Two years ago, Bernie Sanders journeyed south to trace the history of a past revolution, and to imagine a new one.
On April 4, 2018, the 50th anniversary of the assassination of Martin Luther King Jr., thousands of people gathered on Beale Street in Memphis, Tennessee, for a rally and a march. Sanders was one of the speakers. He took the stage and gripped the podium with one hand, the microphone with the other. “Dr. King was not just a great civil-rights leader,” Sanders, who had not officially announced that he would run for president again, said. “He was a nonviolent revolutionary!” The crowd broke into applause as he paused for a moment. “He was a man who wanted to transform our country morally, economically, and racially.” It wasn’t enough to simply remember King, Sanders explained: People needed to follow in his footsteps.

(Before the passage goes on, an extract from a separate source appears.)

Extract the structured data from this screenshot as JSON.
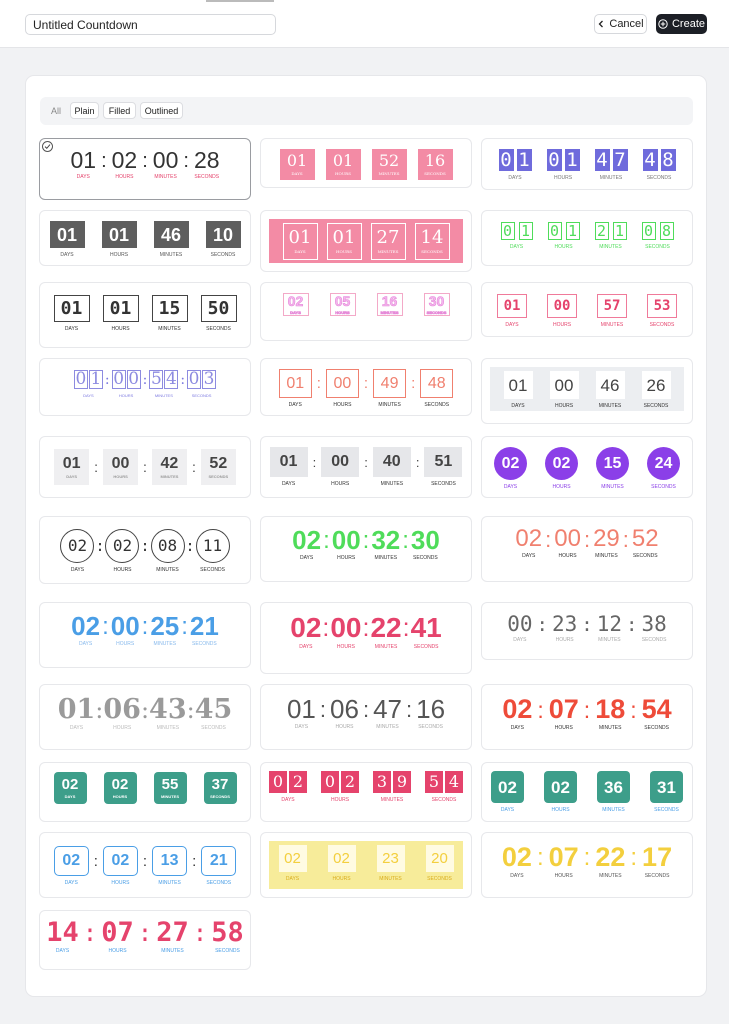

Later that day he traveled farther south, to Jackson, Mississippi, where, in June 1963, the famous civil-right activist Medgar Evers—who led economic boycotts and voter-registration drives in the state—was murdered in his driveway by a white supremacist after an NAACP meeting. The city’s mayor is now Chokwe Antar Lumumba, a 36-year-old who wants to make Jackson the most “radical city on the planet.” Onstage at the Thalia Mara Concert Hall, the pair had an hour-long conversation about economic exploitation—one of the three evils King railed against—and economic justice.
Each stop on Sanders’s journey through the South doubled as early outreach to a demographic he would desperately need if and when he sought the presidency again.
Sanders’s agenda—dismantling broken systems and replacing them with ones that benefit working-class people, regardless of race—is intimately bound up with the nation’s civil-rights legacy. But, some argue, Sanders has struggled to clearly articulate that connection in a way that earns black voters’ support.